Today, we're an urban nation and travel is easy. People have less of a sense of place than ever before, and celebrity is tied more to income than to accomplishment. If something better pops up on the other end of the country, you're more likely to go for it today than you would have been in 1950 or 1960.
You see it in the peripatetic nature of the business these days. Coaches, especially the younger ones, hop around a lot. Saban is 57 and has worked as an assistant coach in eight cities, and he's on his fifth head coaching job, having bailed out on both Miami and LSU before landing in Alabama.
Meyer is 44 and has made four stops as an assistant and is on his third head coaching job.
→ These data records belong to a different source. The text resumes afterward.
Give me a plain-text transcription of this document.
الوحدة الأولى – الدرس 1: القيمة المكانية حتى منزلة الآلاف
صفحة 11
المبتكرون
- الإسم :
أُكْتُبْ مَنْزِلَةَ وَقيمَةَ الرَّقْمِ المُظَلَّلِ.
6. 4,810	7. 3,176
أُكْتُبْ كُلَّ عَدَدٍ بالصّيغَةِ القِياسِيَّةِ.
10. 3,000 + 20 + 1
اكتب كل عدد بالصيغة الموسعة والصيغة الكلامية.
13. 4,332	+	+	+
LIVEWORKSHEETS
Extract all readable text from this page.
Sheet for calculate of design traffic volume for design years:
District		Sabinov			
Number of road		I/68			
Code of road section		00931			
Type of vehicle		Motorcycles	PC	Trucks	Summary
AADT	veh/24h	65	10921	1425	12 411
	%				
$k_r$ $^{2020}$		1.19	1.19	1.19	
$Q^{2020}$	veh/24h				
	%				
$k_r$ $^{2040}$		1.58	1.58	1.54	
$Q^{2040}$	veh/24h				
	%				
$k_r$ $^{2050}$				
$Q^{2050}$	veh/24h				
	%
And Florida is very aware that success doesn't keep a great coach around, having lost Steve Spurrier, who coached the Gators to their last title in 1996, to the pros, where he could make more money and gain more fame. When it turned out he couldn't coach in the pros, he came back to South Carolina, and if a better job - or better-paying one - pops up somewhere, he'll move on.
Florida was darned lucky to snag Meyers just a few years after Spurrier left. Alabama went from 1979, when Bear Bryant won his last title, to 1992, when Gene Stallings won one, without a championship. Then Stallings ruined it by getting nailed for NCAA violations that wiped out the results of the team's 1993 season. After he left, it took until this year and Saban for the school to return to prominence.
Given the amount of alumni and community pride that's wrapped up in college football and the revenue the sport provides for the rest of the athletic program, you can see why Alabama will probably do just about anything to keep him there.
It could backfire. Notre Dame gave Weis a 10-year contract extension worth a fortune based on half of his first season. The move wasn't as stupid as it looks. The Irish thought they had their stud coach and they did what every school had better do in that situation: They locked him up for a long time to come. They had the right idea but the wrong man.
Florida and Alabama also have the right idea - and the right men. Now all they have to do is keep them.